Just before Christmas, the Secretary of State agreed to add the renowned Mesolithic site of Star Carr to the Schedule of Ancient Monuments. It is one of the very oldest of sites to be designated: there are a number of Palaeolithic cave shelters which may trump it in time-depth, but in terms of importance in shedding light on far distant human activity, Star Carr is of international significance, and has met the classic scheduling test of ‘National Importance’.
We recommended the site for scheduling as it is of the first order of importance, and scheduling will support the on-going investigations being led by Dr Nicky Milner of the University of York. The site is at risk: ground conditions are demonstrably deteriorating, and damaging the uniquely rich assemblage of organic deposits. High significance plus a proven risk: this sensitive equation leads to a clear outcome; the importance of getting protection in place. This approach forms the heart of English Heritage’s emerging approach to designation. In RN114 (Sandy Gerrard, Neglect of Archaeological Designation) pointed out the recent paucity of scheduling activity. In short, our response lies in the National Heritage Protection Plan (NHPP).

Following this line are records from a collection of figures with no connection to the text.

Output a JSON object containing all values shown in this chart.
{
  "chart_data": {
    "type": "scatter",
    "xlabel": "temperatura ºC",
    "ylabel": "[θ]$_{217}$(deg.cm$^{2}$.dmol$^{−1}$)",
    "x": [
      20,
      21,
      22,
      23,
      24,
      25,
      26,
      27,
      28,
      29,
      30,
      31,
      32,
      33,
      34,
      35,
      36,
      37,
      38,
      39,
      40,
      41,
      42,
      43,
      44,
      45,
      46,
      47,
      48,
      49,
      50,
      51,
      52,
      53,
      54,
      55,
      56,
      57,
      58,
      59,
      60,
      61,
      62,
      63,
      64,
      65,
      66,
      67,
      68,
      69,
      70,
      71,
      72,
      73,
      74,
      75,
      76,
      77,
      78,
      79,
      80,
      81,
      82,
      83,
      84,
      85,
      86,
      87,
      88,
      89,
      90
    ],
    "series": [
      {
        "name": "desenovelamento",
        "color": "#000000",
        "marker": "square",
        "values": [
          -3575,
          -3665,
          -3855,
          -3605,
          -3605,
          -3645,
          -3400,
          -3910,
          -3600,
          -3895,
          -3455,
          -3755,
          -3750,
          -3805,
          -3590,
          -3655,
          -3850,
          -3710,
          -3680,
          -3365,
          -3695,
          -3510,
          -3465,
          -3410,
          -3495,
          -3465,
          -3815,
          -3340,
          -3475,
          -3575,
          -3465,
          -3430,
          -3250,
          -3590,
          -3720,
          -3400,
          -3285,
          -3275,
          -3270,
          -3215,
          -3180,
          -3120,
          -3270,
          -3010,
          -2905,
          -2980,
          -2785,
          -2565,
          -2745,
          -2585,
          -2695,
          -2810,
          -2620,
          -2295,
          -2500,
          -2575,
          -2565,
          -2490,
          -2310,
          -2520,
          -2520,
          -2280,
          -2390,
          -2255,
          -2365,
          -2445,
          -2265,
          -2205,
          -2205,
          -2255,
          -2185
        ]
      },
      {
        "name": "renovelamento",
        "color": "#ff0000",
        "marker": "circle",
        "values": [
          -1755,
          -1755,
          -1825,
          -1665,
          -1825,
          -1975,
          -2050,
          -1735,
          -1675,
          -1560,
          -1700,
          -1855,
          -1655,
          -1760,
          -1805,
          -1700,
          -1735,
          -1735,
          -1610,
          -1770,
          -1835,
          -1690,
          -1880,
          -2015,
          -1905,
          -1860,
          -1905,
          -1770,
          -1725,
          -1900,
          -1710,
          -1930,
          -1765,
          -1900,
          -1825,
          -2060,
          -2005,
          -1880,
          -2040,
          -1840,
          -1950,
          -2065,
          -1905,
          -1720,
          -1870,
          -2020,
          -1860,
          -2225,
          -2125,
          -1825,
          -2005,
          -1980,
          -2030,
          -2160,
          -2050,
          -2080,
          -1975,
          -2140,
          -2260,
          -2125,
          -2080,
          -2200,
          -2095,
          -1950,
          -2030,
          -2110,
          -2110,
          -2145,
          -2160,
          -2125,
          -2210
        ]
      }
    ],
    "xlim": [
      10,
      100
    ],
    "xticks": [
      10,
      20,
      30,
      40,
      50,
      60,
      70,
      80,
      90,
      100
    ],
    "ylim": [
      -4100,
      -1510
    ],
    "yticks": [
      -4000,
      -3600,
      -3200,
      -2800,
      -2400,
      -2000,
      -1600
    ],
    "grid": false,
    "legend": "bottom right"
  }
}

Before exploring the future, let us recap on the past. One of the young English Heritage’s earliest major initiatives was the Monuments Protection Programme (MPP). Opened in 1986, with a projected 10-year project life, the MPP sought to understand, classify, assess and select for designation a representative sample of the identified archaeological resource. Scheduling was a prominent, but not the only, outcome of this programme. The overall target for schedulings was initially 60,000; about 10% of the so-far-identified number of sites (and a tally which modern investigative techniques
could certainly considerably enlarge). This was later lowered to 50,000; 25 years on we have yet to breast the 20,000 mark. What happened?